In most developed nations, cancer is second only to heart disease as a cause of death; in less developed countries, it is second to infectious disease. It is estimated that if the current trends of rising worldwide incidence continue, cancer will become the leading cause of death in the 21st century. This is particularly troubling since many of the factors contributing to cancer (eg, occupation, diet, lifestyle, and tobacco use) are known.
The politics of science have had an enormous impact on the development of public policy programs for the prevention and treatment of many types of cancer. Highly politicized and well-financed interest groups include environmentalists, tobacco companies, labor unions, physicians, scientists, and patient advocates. They have the capacity to affect which diseases and therapies are and are not researched, evaluated, and treated, and which information is disseminated and by what means.
Balancing these often conflicting interests affects the success of large-scale initiatives. Despite these obstacles, broad education, prevention, and treatment measures must be considered, to establish control over the incidence and costs of cancer.

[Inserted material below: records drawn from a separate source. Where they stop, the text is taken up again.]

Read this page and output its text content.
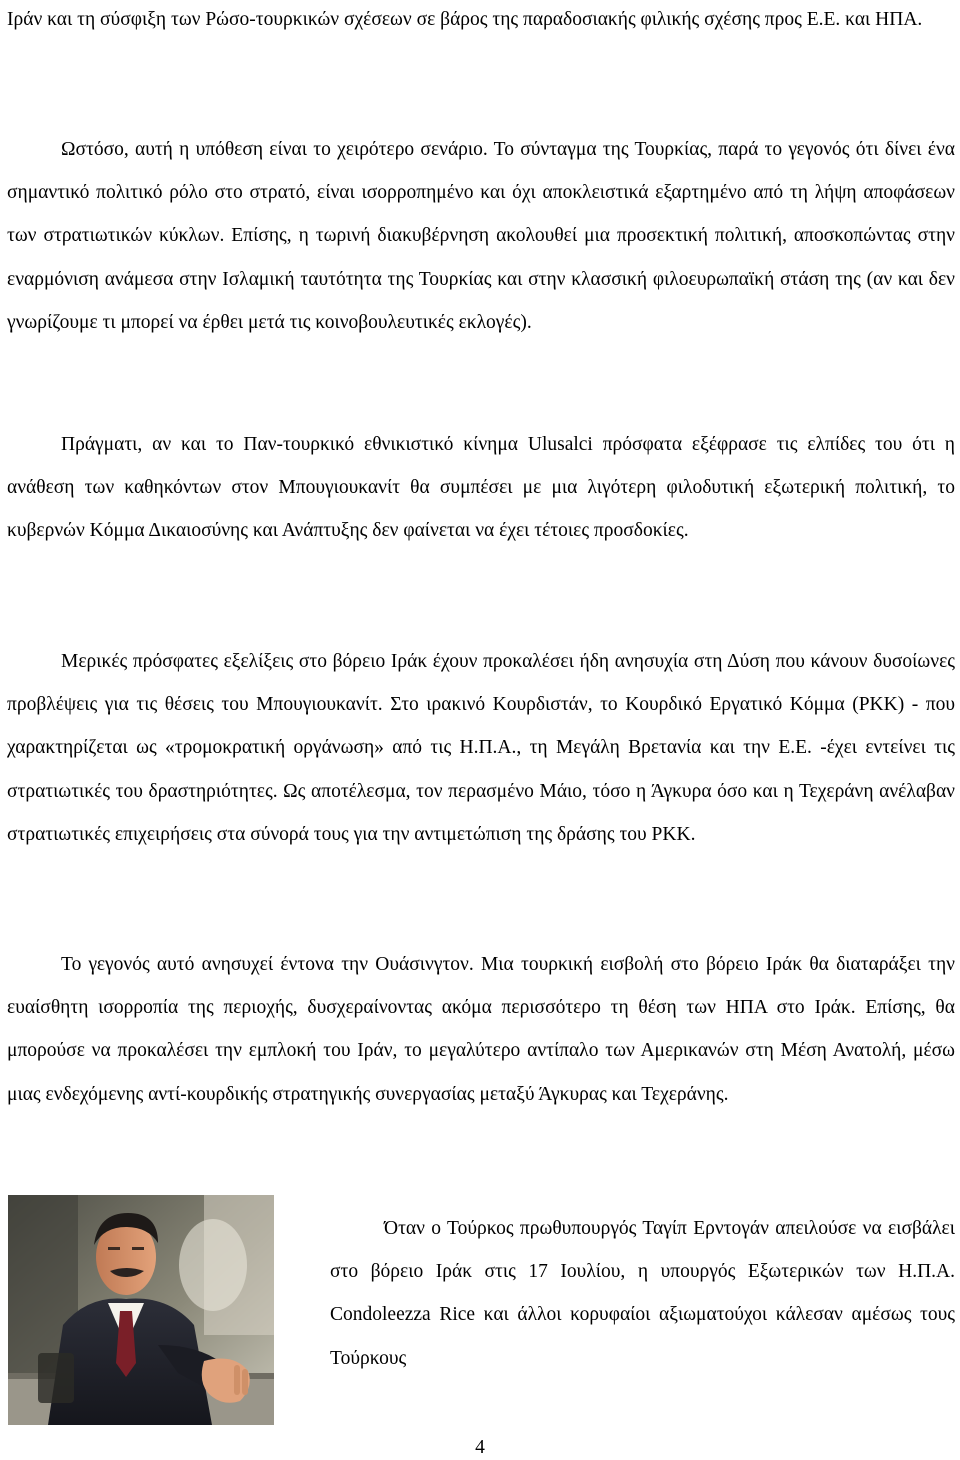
Ιράν και τη σύσφιξη των Ρώσο-τουρκικών σχέσεων σε βάρος της παραδοσιακής φιλικής σχέσης προς Ε.Ε. και ΗΠΑ.

Ωστόσο, αυτή η υπόθεση είναι το χειρότερο σενάριο. Το σύνταγμα της Τουρκίας, παρά το γεγονός ότι δίνει ένα σημαντικό πολιτικό ρόλο στο στρατό, είναι ισορροπημένο και όχι αποκλειστικά εξαρτημένο από τη λήψη αποφάσεων των στρατιωτικών κύκλων. Επίσης, η τωρινή διακυβέρνηση ακολουθεί μια προσεκτική πολιτική, αποσκοπώντας στην εναρμόνιση ανάμεσα στην Ισλαμική ταυτότητα της Τουρκίας και στην κλασσική φιλοευρωπαϊκή στάση της (αν και δεν γνωρίζουμε τι μπορεί να έρθει μετά τις κοινοβουλευτικές εκλογές).

Πράγματι, αν και το Παν-τουρκικό εθνικιστικό κίνημα Ulusalci πρόσφατα εξέφρασε τις ελπίδες του ότι η ανάθεση των καθηκόντων στον Μπουγιουκανίτ θα συμπέσει με μια λιγότερη φιλοδυτική εξωτερική πολιτική, το κυβερνών Κόμμα Δικαιοσύνης και Ανάπτυξης δεν φαίνεται να έχει τέτοιες προσδοκίες.

Μερικές πρόσφατες εξελίξεις στο βόρειο Ιράκ έχουν προκαλέσει ήδη ανησυχία στη Δύση που κάνουν δυσοίωνες προβλέψεις για τις θέσεις του Μπουγιουκανίτ. Στο ιρακινό Κουρδιστάν, το Κουρδικό Εργατικό Κόμμα (PKK) - που χαρακτηρίζεται ως «τρομοκρατική οργάνωση» από τις Η.Π.Α., τη Μεγάλη Βρετανία και την Ε.Ε. -έχει εντείνει τις στρατιωτικές του δραστηριότητες. Ως αποτέλεσμα, τον περασμένο Μάιο, τόσο η Άγκυρα όσο και η Τεχεράνη ανέλαβαν στρατιωτικές επιχειρήσεις στα σύνορά τους για την αντιμετώπιση της δράσης του PKK.

Το γεγονός αυτό ανησυχεί έντονα την Ουάσινγτον. Μια τουρκική εισβολή στο βόρειο Ιράκ θα διαταράξει την ευαίσθητη ισορροπία της περιοχής, δυσχεραίνοντας ακόμα περισσότερο τη θέση των ΗΠΑ στο Ιράκ. Επίσης, θα μπορούσε να προκαλέσει την εμπλοκή του Ιράν, το μεγαλύτερο αντίπαλο των Αμερικανών στη Μέση Ανατολή, μέσω μιας ενδεχόμενης αντί-κουρδικής στρατηγικής συνεργασίας μεταξύ Άγκυρας και Τεχεράνης.

Όταν ο Τούρκος πρωθυπουργός Ταγίπ Ερντογάν απειλούσε να εισβάλει στο βόρειο Ιράκ στις 17 Ιουλίου, η υπουργός Εξωτερικών των Η.Π.Α. Condoleezza Rice και άλλοι κορυφαίοι αξιωματούχοι κάλεσαν αμέσως τους Τούρκους

4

Excellent practical examples of highly organized and effective initiatives are the programs developed to eradicate hepatitis B virus infection and hepatocellular carcinoma. These programs have proven so successful that the World Health Organization considers hepatitis B vaccination the most important cancer prevention program today, with the exception of smoking cessation programs.
More than 75% of the world's chronic hepatitis B carriers live in the Asia-Pacific region. In countries with large economic resources and a significant hepatitis B problem, such as Malaysia, Singapore, and Taiwan, national immunization programs have reduced hepatitis B carrier rates from approximately 10% to 1%-2% in 3 to 5 years.[1] In China, the seropositivity rate for HBsAg has been reduced from 16.3% to 1.4% since 1986.[2] In Thailand and the Philippines, despite fewer resources, similar improvements have been noted.
However, in countries that are poor and involved in political turmoil, such as Myanmar, Indonesia, and Cambodia, programs have not been initiated because of a lack of political commitment and economic resources. Likewise, most African countries are unable to obtain funding for vaccination programs, despite political interest and even though it is estimated that vaccination would control more than 75% of hepatitis B cases in Africa.[3]
In areas with a lower incidence, vaccination program development has been variable. New Zealand has been a pioneer in hepatitis B immunization, while Australia has not adopted any program.